Fotos: privat / Pro Asyl / Dieter Hanisch

Was ist die Hauptforderung der Jugendlichen an die IMK?

Naes: Wir wollen ein Bleiberecht für uns, unsere Freunde und Familien und dass alle Jugendlichen die gleichen Chancen auf Bildung bekommen. Wir möchten hier ohne Angst leben und zur Schule gehen können. Viele Deutsche können sich nicht vorstellen, wie es ist, ständig Angst zu haben, in ein gefährliches Land abgeschoben zu werden.

Wird Bundesinnenminister Seehofer sich mit den bereits vorhandenen Möglichkeiten für Abschiebungen zufriedengeben?

Burkhardt: Nein. Im Gegenteil, aus seinem Hause ist schon die Forderung nach einer Ausweitung der Abschiebungen nach Afghanistan zu hören, gegen die sich verschiedene Bundesländer, das UN-Flüchtlingshilfswerk UNHCR und viele Organisationen wenden. Ein genereller Abschiebestopp in das unter Gewalt und Terror leidende Land ist das Gebot der Stunde. Ich appelliere an die Länder, die Abschiebungen zu stoppen.
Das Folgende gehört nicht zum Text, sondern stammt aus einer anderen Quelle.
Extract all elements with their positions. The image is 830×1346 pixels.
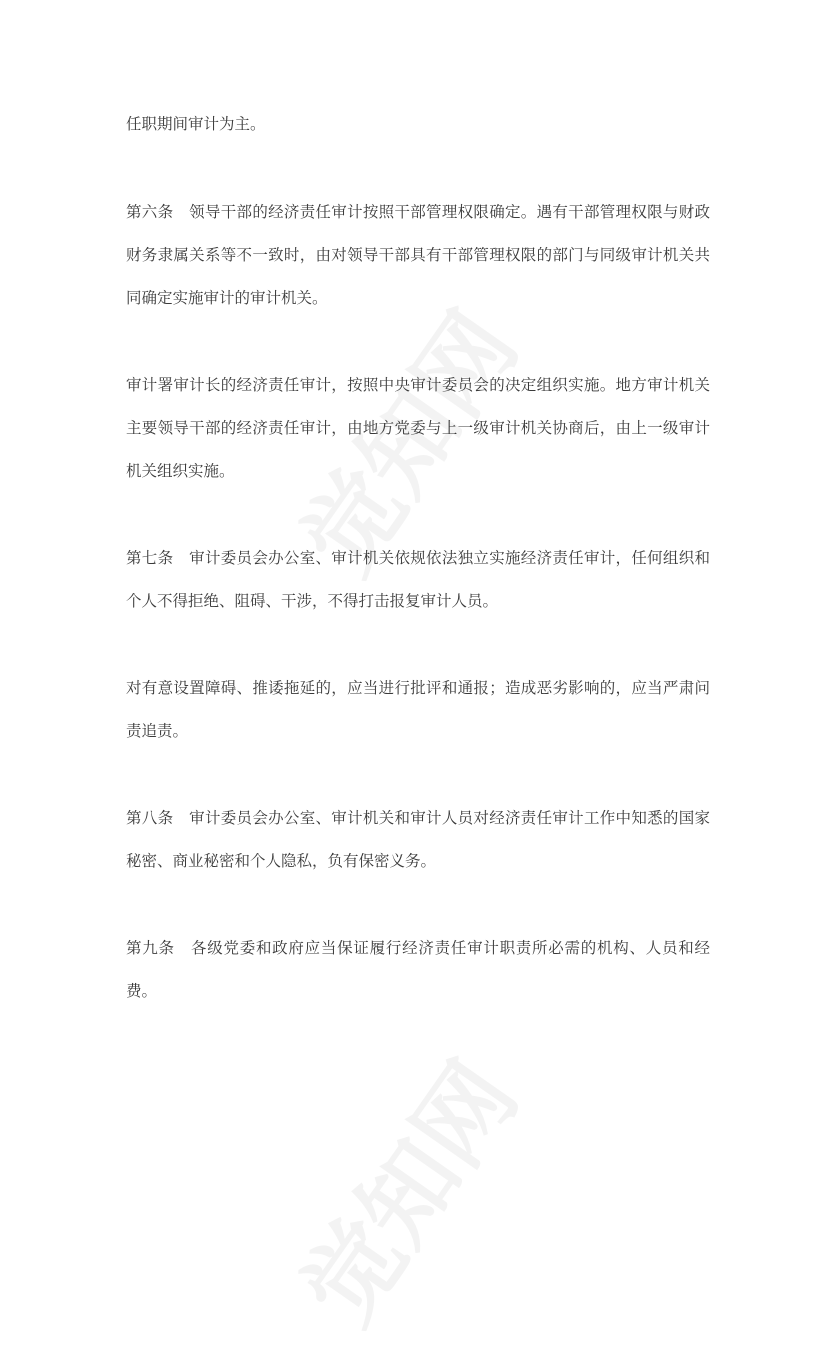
paragraph-article-9: 第九条 各级党委和政府应当保证履行经济责任审计职责所必需的机构、人员和经费。 <box>126 939 710 1000</box>
paragraph-5: 对有意设置障碍、推诿拖延的，应当进行批评和通报；造成恶劣影响的，应当严肃问责追责。 <box>126 679 710 740</box>
watermark-bottom <box>265 1031 542 1345</box>
paragraph-article-7: 第七条 审计委员会办公室、审计机关依规依法独立实施经济责任审计，任何组织和个人不得拒绝、阻碍、干涉，不得打击报复审计人员。 <box>126 549 710 610</box>
paragraph-article-6: 第六条 领导干部的经济责任审计按照干部管理权限确定。遇有干部管理权限与财政财务隶属关系等不一致时，由对领导干部具有干部管理权限的部门与同级审计机关共同确定实施审计的审计机关。 <box>126 203 710 307</box>
paragraph-article-8: 第八条 审计委员会办公室、审计机关和审计人员对经济责任审计工作中知悉的国家秘密、商业秘密和个人隐私，负有保密义务。 <box>126 809 710 870</box>
paragraph-3: 审计署审计长的经济责任审计，按照中央审计委员会的决定组织实施。地方审计机关主要领导干部的经济责任审计，由地方党委与上一级审计机关协商后，由上一级审计机关组织实施。 <box>126 376 710 480</box>
paragraph-1: 任职期间审计为主。 <box>126 115 266 133</box>
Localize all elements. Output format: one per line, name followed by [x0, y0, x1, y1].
Auf der IMK soll auch ein Beschluss über eine Verlängerung eines allgemeinen Abschiebestopps nach Syrien gefasst werden ...

Burkhardt: Offen ist aber die Dauer: nur bis zum 31. Dezember oder für zwölf Monate. Dabei sollte doch klar sein, dass eine sichere Rückkehr in das Land auf lange Sicht wegen willkürlicher Verfolgung, Terror und Folter unmöglich ist. Allen Gegnern des Assad-Regimes, und das sind aus dessen Sicht die Geflüchteten, besonders aber Deserteuren und Personen, die sich dem Wehrdienst entziehen, drohen ernste Gefahren. Durch immer nur kurzfristige Abschiebestopps werden Flüchtlinge aus Syrien in Angst gehalten. Pro Asyl fordert ein Ende dieser Verunsicherungsstrategie durch Tausende Widerrufsverfahren. Die Zustände in Irak und in Sudan verlangen ebenso nach einem bundesweiten Abschiebestopp.

Erstmals hat es einen Austausch zwischen dem IMK-Vorsitzenden Hans-Joachim Grote (CDU) und rund 15 Gruppen, Initiativen und Verbänden der Flüchtlingsarbeit gegeben. Mehr als ein Feigenblatt?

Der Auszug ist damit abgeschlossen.